This would gel very nicely, as I could put my stuff in storage or stash them by a friend for a couple of weeks and come back to London with enough money to setup again, although probably not last very long.
At this point, I am just trying to do what I can to survive until something better comes along.
Tomorrow too, I have a meeting with a woman to discuss some redevelopment plans for a web site. That might actually turn out to give me some extra money.
I cried from Thursday night, until Monday afternoon. My heart is aching from loneliness. I am tired of fighting these battles, this war on my own. I am exhausted.
I begun a spiritual investigation. One that involved me calling Astra long distance, and going to see a priest.
Some of you, the regulars mind you, may remember me writing that there was a spiritual attack I have been fighting for a decade without surcease. I thought that when I left Trinidad last year, that I had left ti behind me and the spiritual work that I had done, a number of baths, other ritual work, had cleared it off. I mean my ability to get to England was due to that effort.
However, it seems it hasn’t been completely cleared. This is why I guess I have been having so much difficulty since I’ve been in England. Over the last four months, I’ve been seeking the counsel of a qualified babalawo, and doing a series of rituals and ebbos seeking assistance and help to address and understand some of the problems I have been having.
I guess I’m starting to see some results. I am hoping that things will settle down soon. I think I may have found a place I can stay for a few weeks, it’ll be a pinch to pay for it, but I have enough I can do it if the contract in Cambridge doesn’t happen.
So let’s just say, that although things are grim, I can continue to report that all is not lost.
I am sad, I am depressed, but I am not out of the running yet.
I just know in my heart that I can’t take much more of this. I am going to fall apart if things don’t settle down soon. Mentally, emotionally and spiritually I really don’t have too much more fight in me.

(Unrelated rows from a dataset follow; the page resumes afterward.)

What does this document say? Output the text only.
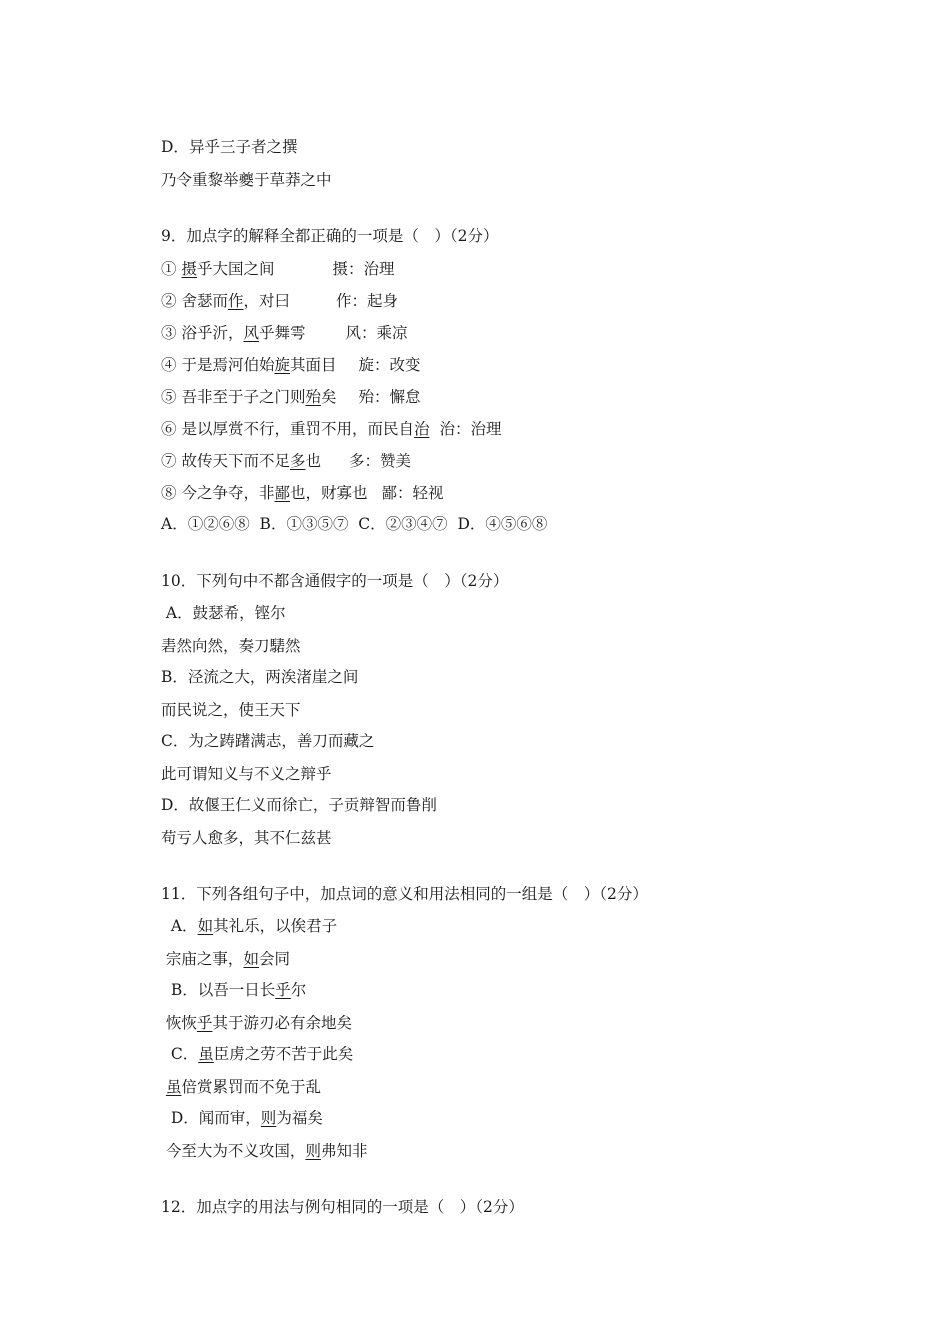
D．异乎三子者之撰
乃令重黎举夔于草莽之中
9．加点字的解释全都正确的一项是（　）（2分）
① 摄乎大国之间	摄：治理
② 舍瑟而作，对曰	作：起身
③ 浴乎沂，风乎舞雩	风：乘凉
④ 于是焉河伯始旋其面目 旋：改变
⑤ 吾非至于子之门则殆矣 殆：懈怠
⑥ 是以厚赏不行，重罚不用，而民自治 治：治理
⑦ 故传天下而不足多也 多：赞美
⑧ 今之争夺，非鄙也，财寡也 鄙：轻视
A．①②⑥⑧  B．①③⑤⑦  C．②③④⑦  D．④⑤⑥⑧
10．下列句中不都含通假字的一项是（　）（2分）
A．鼓瑟希，铿尔
砉然向然，奏刀騞然
B．泾流之大，两涘渚崖之间
而民说之，使王天下
C．为之踌躇满志，善刀而藏之
此可谓知义与不义之辩乎
D．故偃王仁义而徐亡，子贡辩智而鲁削
苟亏人愈多，其不仁兹甚
11．下列各组句子中，加点词的意义和用法相同的一组是（　）（2分）
A．如其礼乐，以俟君子
宗庙之事，如会同
B．以吾一日长乎尔
恢恢乎其于游刃必有余地矣
C．虽臣虏之劳不苦于此矣
虽倍赏累罚而不免于乱
D．闻而审，则为福矣
今至大为不义攻国，则弗知非
12．加点字的用法与例句相同的一项是（　）（2分）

I need an infusion of fresh love, fresh money, stability, truth honesty, unconditional acceptance. I need an opportunity to regenerate.
The loneliness is going to kill my spirit soon.
May I send nuff respect to blamemike who gamely offered his hand in marriage, along with his good looks and wealth, at a moment where I needed someone to offer me their world on a platter. :laughing:
At least I stopped crying.
And I have to go bathe, because the person coming to look at the flat, is coming soon.